La Horde du Contrevent

Ce livre, je l’ai un peu acheté par défaut. Seul disponible sur les 3 qu’on m’avait conseillé, il ne me tentait pas le moins du monde après avoir lu le résumé et feuilleté les premières pages.

J’ai dévoré le premier tiers de La Horde du Contrevent en une nuit. Après quoi j’ai lu au compte goutte, parce qu’il n’est pas énorme, qu’il n’y a qu’un tome, et que je n’avais pas envie de le finir pour en avoir toujours à lire. Même si je mourrais d’envie de connaître la fin !

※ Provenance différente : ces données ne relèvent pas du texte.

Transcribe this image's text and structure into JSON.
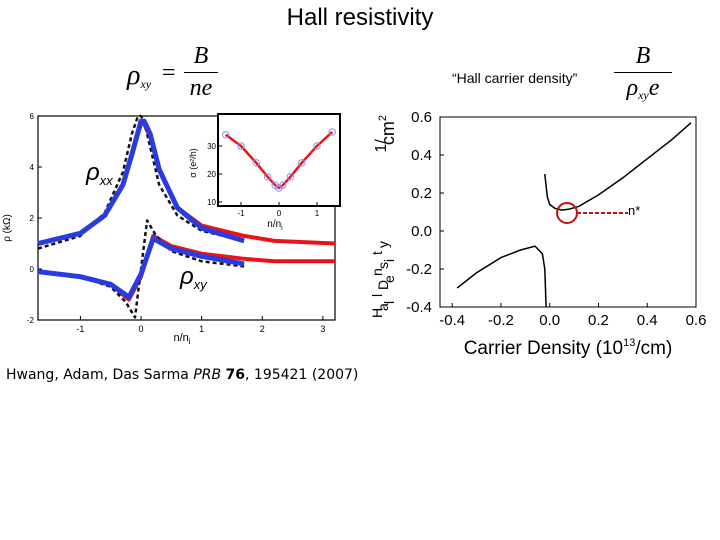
{
  "title": "Hall resistivity",
  "formula_left": {
    "lhs": "ρ",
    "lhs_sub": "xy",
    "equals": "=",
    "num": "B",
    "den": "ne"
  },
  "quote": "“Hall carrier density”",
  "formula_right": {
    "num": "B",
    "den": "ρ",
    "den_sub": "xy",
    "den_tail": "e"
  },
  "citation": {
    "authors": "Hwang, Adam, Das Sarma ",
    "journal": "PRB",
    "volume": "76",
    "rest": ", 195421 (2007)"
  },
  "colors": {
    "red": "#e8141a",
    "blue": "#2a3be0",
    "dark_red": "#c01010"
  },
  "left_chart": {
    "type": "line",
    "xlabel": "n/n",
    "xlabel_sub": "i",
    "ylabel": "ρ (kΩ)",
    "xlim": [
      -1.7,
      3.2
    ],
    "ylim": [
      -2,
      6
    ],
    "x_ticks": [
      "-1",
      "0",
      "1",
      "2",
      "3"
    ],
    "y_ticks": [
      "-2",
      "0",
      "2",
      "4",
      "6"
    ],
    "label_rxx": "ρ",
    "label_rxx_sub": "xx",
    "label_rxy": "ρ",
    "label_rxy_sub": "xy",
    "series": [
      {
        "name": "rho_xx theory (dashed)",
        "x": [
          -1.7,
          -1.0,
          -0.6,
          -0.3,
          -0.15,
          -0.05,
          0.0,
          0.05,
          0.15,
          0.3,
          0.6,
          1.0,
          1.7
        ],
        "y": [
          0.8,
          1.3,
          2.2,
          3.8,
          5.3,
          6.0,
          6.0,
          5.8,
          4.8,
          3.3,
          2.1,
          1.5,
          1.1
        ]
      },
      {
        "name": "rho_xx (red)",
        "x": [
          -1.7,
          -1.0,
          -0.6,
          -0.3,
          -0.15,
          0.0,
          0.05,
          0.15,
          0.3,
          0.6,
          1.0,
          1.7,
          2.2,
          3.2
        ],
        "y": [
          1.0,
          1.4,
          2.1,
          3.3,
          4.5,
          5.7,
          5.7,
          5.2,
          3.9,
          2.4,
          1.7,
          1.3,
          1.1,
          1.0
        ]
      },
      {
        "name": "rho_xx (blue)",
        "x": [
          -1.7,
          -1.0,
          -0.6,
          -0.3,
          -0.15,
          0.0,
          0.05,
          0.15,
          0.3,
          0.6,
          1.0,
          1.7
        ],
        "y": [
          1.0,
          1.4,
          2.1,
          3.3,
          4.5,
          5.8,
          5.8,
          5.3,
          3.9,
          2.4,
          1.6,
          1.1
        ]
      },
      {
        "name": "rho_xy theory (dashed)",
        "x": [
          -1.7,
          -1.0,
          -0.5,
          -0.25,
          -0.1,
          0.0,
          0.1,
          0.25,
          0.5,
          1.0,
          1.7
        ],
        "y": [
          -0.1,
          -0.3,
          -0.7,
          -1.3,
          -1.9,
          0.0,
          1.9,
          1.3,
          0.7,
          0.3,
          0.1
        ]
      },
      {
        "name": "rho_xy (red)",
        "x": [
          -1.7,
          -1.0,
          -0.5,
          -0.2,
          0.0,
          0.2,
          0.5,
          1.0,
          1.7,
          2.2,
          3.2
        ],
        "y": [
          -0.1,
          -0.3,
          -0.6,
          -1.2,
          -0.3,
          1.3,
          0.9,
          0.6,
          0.4,
          0.3,
          0.3
        ]
      },
      {
        "name": "rho_xy (blue)",
        "x": [
          -1.7,
          -1.0,
          -0.5,
          -0.2,
          0.0,
          0.2,
          0.5,
          1.0,
          1.7
        ],
        "y": [
          -0.1,
          -0.3,
          -0.6,
          -1.1,
          -0.2,
          1.2,
          0.8,
          0.5,
          0.2
        ]
      }
    ],
    "inset": {
      "xlabel": "n/n",
      "xlabel_sub": "i",
      "ylabel": "σ (e²/h)",
      "xlim": [
        -1.5,
        1.5
      ],
      "ylim": [
        10,
        40
      ],
      "x_ticks": [
        "-1",
        "0",
        "1"
      ],
      "y_ticks": [
        "10",
        "20",
        "30"
      ],
      "x": [
        -1.4,
        -1.0,
        -0.6,
        -0.3,
        -0.1,
        0.0,
        0.1,
        0.3,
        0.6,
        1.0,
        1.4
      ],
      "y": [
        34,
        30,
        24,
        19,
        16,
        15,
        16,
        19,
        24,
        30,
        35
      ]
    }
  },
  "right_chart": {
    "type": "line",
    "xlabel": "Carrier Density (10",
    "xlabel_sup": "13",
    "xlabel_tail": "/cm)",
    "ylabel_top": "1/",
    "ylabel_mid": "cm",
    "ylabel_sup": "2",
    "ylabel_letters": [
      "H",
      "a",
      "l",
      "l",
      "D",
      "e",
      "n",
      "s",
      "i",
      "t",
      "y"
    ],
    "xlim": [
      -0.45,
      0.6
    ],
    "ylim": [
      -0.4,
      0.6
    ],
    "x_ticks": [
      "-0.4",
      "-0.2",
      "0.0",
      "0.2",
      "0.4",
      "0.6"
    ],
    "y_ticks": [
      "-0.4",
      "-0.2",
      "0.0",
      "0.2",
      "0.4",
      "0.6"
    ],
    "annotation": "n*",
    "series": [
      {
        "name": "positive branch",
        "x": [
          -0.02,
          -0.01,
          0.0,
          0.02,
          0.05,
          0.08,
          0.12,
          0.2,
          0.3,
          0.4,
          0.5,
          0.58
        ],
        "y": [
          0.3,
          0.18,
          0.14,
          0.12,
          0.11,
          0.115,
          0.13,
          0.19,
          0.28,
          0.38,
          0.48,
          0.57
        ]
      },
      {
        "name": "negative branch",
        "x": [
          -0.38,
          -0.3,
          -0.2,
          -0.12,
          -0.06,
          -0.03,
          -0.02,
          -0.015
        ],
        "y": [
          -0.3,
          -0.22,
          -0.14,
          -0.1,
          -0.08,
          -0.12,
          -0.2,
          -0.4
        ]
      }
    ]
  }
}
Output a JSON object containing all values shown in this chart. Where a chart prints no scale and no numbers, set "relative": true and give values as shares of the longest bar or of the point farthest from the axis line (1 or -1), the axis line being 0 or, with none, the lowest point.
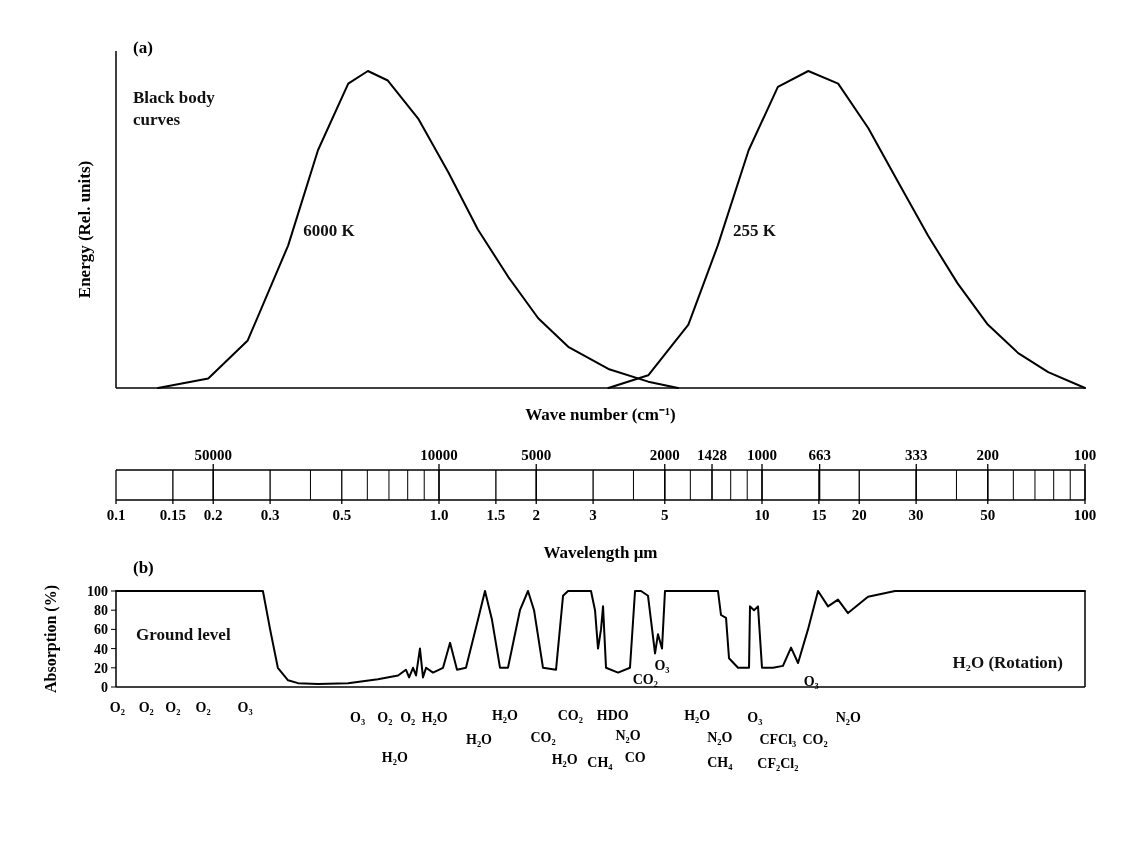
{
  "chart_data": [
    {
      "type": "line",
      "title": "(a)",
      "xlabel": "Wave number (cm⁻¹)",
      "ylabel": "Energy (Rel. units)",
      "relative": true,
      "log": "x",
      "xlim": [
        100000,
        100
      ],
      "xticks": [
        50000,
        10000,
        5000,
        2000,
        1428,
        1000,
        663,
        333,
        200,
        100
      ],
      "annotations": [
        "Black body curves"
      ],
      "series": [
        {
          "name": "6000 K",
          "color": "#000000",
          "x": [
            74100,
            51800,
            39100,
            29300,
            23700,
            19100,
            16600,
            14400,
            11600,
            9350,
            7580,
            6100,
            4930,
            3980,
            2990,
            2250,
            1820
          ],
          "values": [
            0,
            0.03,
            0.15,
            0.45,
            0.75,
            0.96,
            1,
            0.97,
            0.85,
            0.68,
            0.5,
            0.35,
            0.22,
            0.13,
            0.06,
            0.02,
            0
          ]
        },
        {
          "name": "255 K",
          "color": "#000000",
          "x": [
            2990,
            2250,
            1690,
            1370,
            1100,
            893,
            719,
            581,
            469,
            379,
            306,
            248,
            200,
            161,
            130,
            100
          ],
          "values": [
            0,
            0.04,
            0.2,
            0.45,
            0.75,
            0.95,
            1,
            0.96,
            0.82,
            0.65,
            0.48,
            0.33,
            0.2,
            0.11,
            0.05,
            0
          ]
        }
      ]
    },
    {
      "type": "line",
      "title": "(b)",
      "xlabel": "Wavelength μm",
      "ylabel": "Absorption (%)",
      "log": "x",
      "xlim": [
        0.1,
        100
      ],
      "ylim": [
        0,
        100
      ],
      "yticks": [
        0,
        20,
        40,
        60,
        80,
        100
      ],
      "xticks": [
        0.1,
        0.15,
        0.2,
        0.3,
        0.5,
        {
          "value": 1,
          "label": "1.0"
        },
        1.5,
        2,
        3,
        5,
        10,
        15,
        20,
        30,
        50,
        100
      ],
      "annotations": [
        "Ground level",
        "H₂O (Rotation)",
        "O₂",
        "O₂",
        "O₂",
        "O₂",
        "O₃",
        "O₃",
        "O₂",
        "O₂",
        "H₂O",
        "H₂O",
        "H₂O",
        "H₂O",
        "CO₂",
        "CO₂",
        "H₂O",
        "CH₄",
        "HDO",
        "N₂O",
        "CO",
        "CO₂",
        "O₃",
        "H₂O",
        "N₂O",
        "CH₄",
        "O₃",
        "CFCl₃",
        "CF₂Cl₂",
        "O₃",
        "CO₂",
        "N₂O"
      ],
      "series": [
        {
          "color": "#000000",
          "x": [
            0.1,
            0.285,
            0.3,
            0.317,
            0.341,
            0.366,
            0.422,
            0.523,
            0.647,
            0.747,
            0.79,
            0.808,
            0.831,
            0.849,
            0.873,
            0.892,
            0.912,
            0.958,
            1.029,
            1.082,
            1.137,
            1.212,
            1.32,
            1.388,
            1.459,
            1.545,
            1.635,
            1.781,
            1.886,
            1.969,
            2.099,
            2.303,
            2.421,
            2.509,
            2.955,
            3.041,
            3.107,
            3.174,
            3.22,
            3.289,
            3.583,
            3.902,
            4.045,
            4.221,
            4.437,
            4.665,
            4.764,
            4.902,
            5.008,
            5.227,
            7.307,
            7.465,
            7.738,
            7.905,
            8.429,
            9.116,
            9.18,
            9.446,
            9.719,
            10,
            10.82,
            11.61,
            12.3,
            12.93,
            13.88,
            14.91,
            16.01,
            17.19,
            18.46,
            21.29,
            25.82,
            100
          ],
          "values": [
            100,
            100,
            60,
            20,
            7,
            4,
            3,
            4,
            8,
            12,
            18,
            10,
            20,
            12,
            40,
            10,
            20,
            15,
            20,
            46,
            18,
            20,
            70,
            100,
            70,
            20,
            20,
            80,
            100,
            80,
            20,
            18,
            95,
            100,
            100,
            80,
            40,
            60,
            84,
            20,
            15,
            20,
            100,
            100,
            95,
            35,
            55,
            40,
            100,
            100,
            100,
            75,
            72,
            30,
            20,
            20,
            84,
            80,
            84,
            20,
            20,
            22,
            41,
            25,
            60,
            100,
            84,
            91,
            77,
            94,
            100,
            100
          ]
        }
      ]
    }
  ]
}
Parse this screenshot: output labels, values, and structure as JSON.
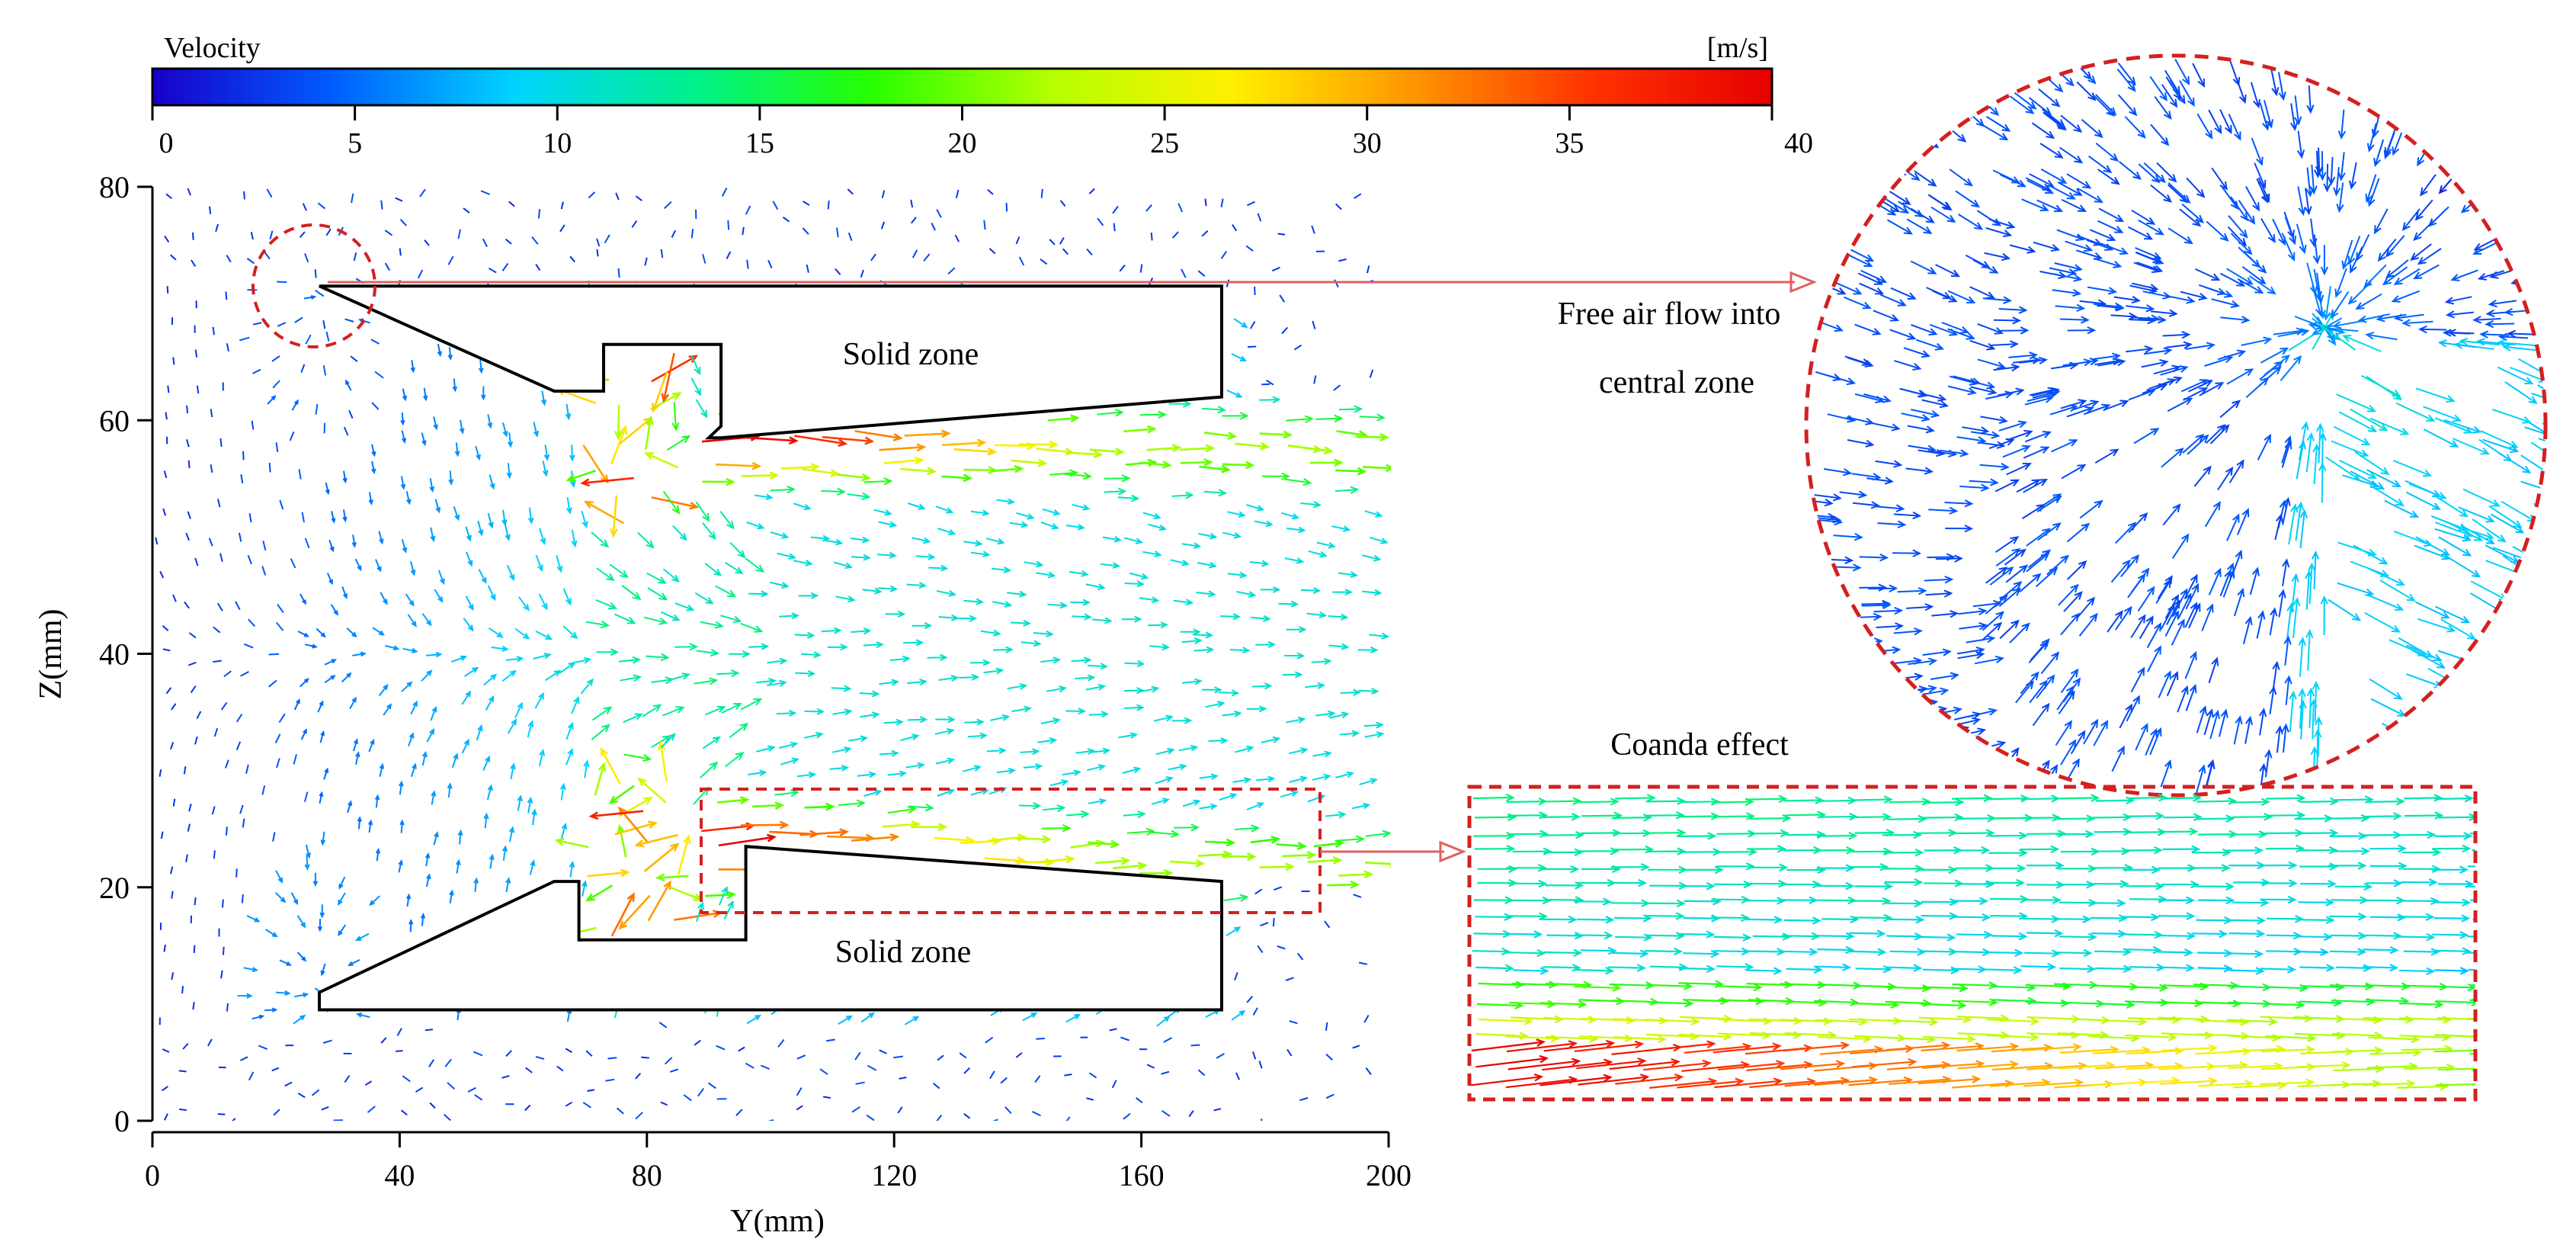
{
  "colorbar": {
    "title": "Velocity",
    "unit": "[m/s]",
    "ticks": [
      0,
      5,
      10,
      15,
      20,
      25,
      30,
      35,
      40
    ],
    "min": 0,
    "max": 40,
    "colors": [
      "#1800c8",
      "#005cff",
      "#00d2ff",
      "#00f08c",
      "#28ff00",
      "#b4ff00",
      "#fff000",
      "#ff9600",
      "#ff3200",
      "#e60000"
    ]
  },
  "chart_data": {
    "type": "scatter",
    "xlabel": "Y(mm)",
    "ylabel": "Z(mm)",
    "xlim": [
      0,
      200
    ],
    "ylim": [
      0,
      80
    ],
    "xticks": [
      0,
      40,
      80,
      120,
      160,
      200
    ],
    "yticks": [
      0,
      20,
      40,
      60,
      80
    ],
    "solid_zones": [
      {
        "label": "Solid zone",
        "outline": [
          [
            27,
            71.5
          ],
          [
            65,
            62.5
          ],
          [
            73,
            62.5
          ],
          [
            73,
            66.5
          ],
          [
            92,
            66.5
          ],
          [
            92,
            59.5
          ],
          [
            90,
            58.5
          ],
          [
            92,
            58.5
          ],
          [
            173,
            62
          ],
          [
            173,
            71.5
          ]
        ]
      },
      {
        "label": "Solid zone",
        "outline": [
          [
            27,
            9.5
          ],
          [
            27,
            11
          ],
          [
            65,
            20.5
          ],
          [
            69,
            20.5
          ],
          [
            69,
            15.5
          ],
          [
            96,
            15.5
          ],
          [
            96,
            23.5
          ],
          [
            173,
            20.5
          ],
          [
            173,
            9.5
          ]
        ]
      }
    ],
    "vector_field": {
      "quantity": "Velocity [m/s]",
      "zones": [
        {
          "region": "outer-left inflow",
          "y_range": [
            0,
            30
          ],
          "speed": 5
        },
        {
          "region": "upper inlet vortex",
          "center": [
            27,
            71
          ],
          "speed": 3
        },
        {
          "region": "lower inlet vortex",
          "center": [
            27,
            11
          ],
          "speed": 5
        },
        {
          "region": "central contraction",
          "y_range": [
            60,
            95
          ],
          "speed": 12
        },
        {
          "region": "upper nozzle jet",
          "y_range": [
            92,
            200
          ],
          "z": 58,
          "speed_max": 40,
          "speed_far": 22
        },
        {
          "region": "lower nozzle jet",
          "y_range": [
            92,
            200
          ],
          "z": 23,
          "speed_max": 40,
          "speed_far": 22
        },
        {
          "region": "downstream core",
          "y_range": [
            100,
            200
          ],
          "z_range": [
            28,
            55
          ],
          "speed": 10
        },
        {
          "region": "ambient outer",
          "speed": 2
        }
      ]
    }
  },
  "annotations": {
    "solid_zone_top": "Solid zone",
    "solid_zone_bottom": "Solid zone",
    "free_air_line1": "Free air flow into",
    "free_air_line2": "central zone",
    "coanda": "Coanda effect"
  }
}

Ce n’est pas un livre facile, Alain Damasio a un style bien à lui, qui peut paraître alambiqué quand on commence à lire, mais qui fait partie intégrante de l’univers…

Et quel univers ! Là il n’est pas question de château, de roi, de trahison et de vengeance, c’est trop classique ! Non, Alain Damasio a bâti un univers sur du vent, sur le vent. Du slamino au choon en passant par le furvent, la Horde va tous les rencontrer, les contrer, en quête de l’Extrême-Amont, l’origine de tous les vents. Et la horde, ça n’est pas n’importe qui, c’est 23 personnes, avec chacun un rôle bien défini et ayant tous leur importance, de Golgoth le Traceur à Coriolis la Croc, en passant par Talweg le Géomaître, Oroshi l’Aéromaître et Caracole le Troubadour. Le narrateur est d’ailleurs à tour de rôle chacun des membres de la Horde, et si c’est un peu déconcertant durant le premier chapitre, c’est au final le seul moyen de donner le point de vue de chacun, et Alain Damasio gère cette écriture schizophrénique avec une habileté déconcertante.

Si la forme de La Horde du Contrevent est intéressante, avec la numérotation à l’envers (le livre finit page 1), et les glyphes pour signaler quel personnage est le narrateur du paragraphe en cours ; c’est le fond qui m’a vraiment impressionné. De la première à la dernière page, on est entraîné dans l’univers du roman, on fait partie de la Horde, on rit avec eux, on souffre avec eux, et on a au moins autant envie qu’eux d’atteindre l’Extrême-Amont.

Tout le livre repose sur cette quête ; ils sont la 34ème Horde à tenter d’atteindre cet endroit mythique, en essayant de découvrir au passage les 3 dernières formes de vent. La Horde de Golgoth est la plus rapide des 34, mais cela suffira-t-il à réussir là où tous les autres ont fini par abandonner ou laisser leur vie ?

Le roman est long mais jamais trop. Je n’ai pas trouvé de passage moins intéressant que les autres, je n’ai jamais espéré que la fin d’un chapitre viendrait. J’ai par contre mes deux moments favoris dans le livre : la joute verbale à laquelle Caracole prend part, durant laquelle il jongle avec les mots, les lettres, les sonorités d’une manière absolument fascinante ; et la fin du livre, quand… Je vous laisse la surprise 🙂

La Horde du Contrevent fait partie de mes livres préférés, de ceux qui ont changé ma vision des choses, et que je relis avec plaisir.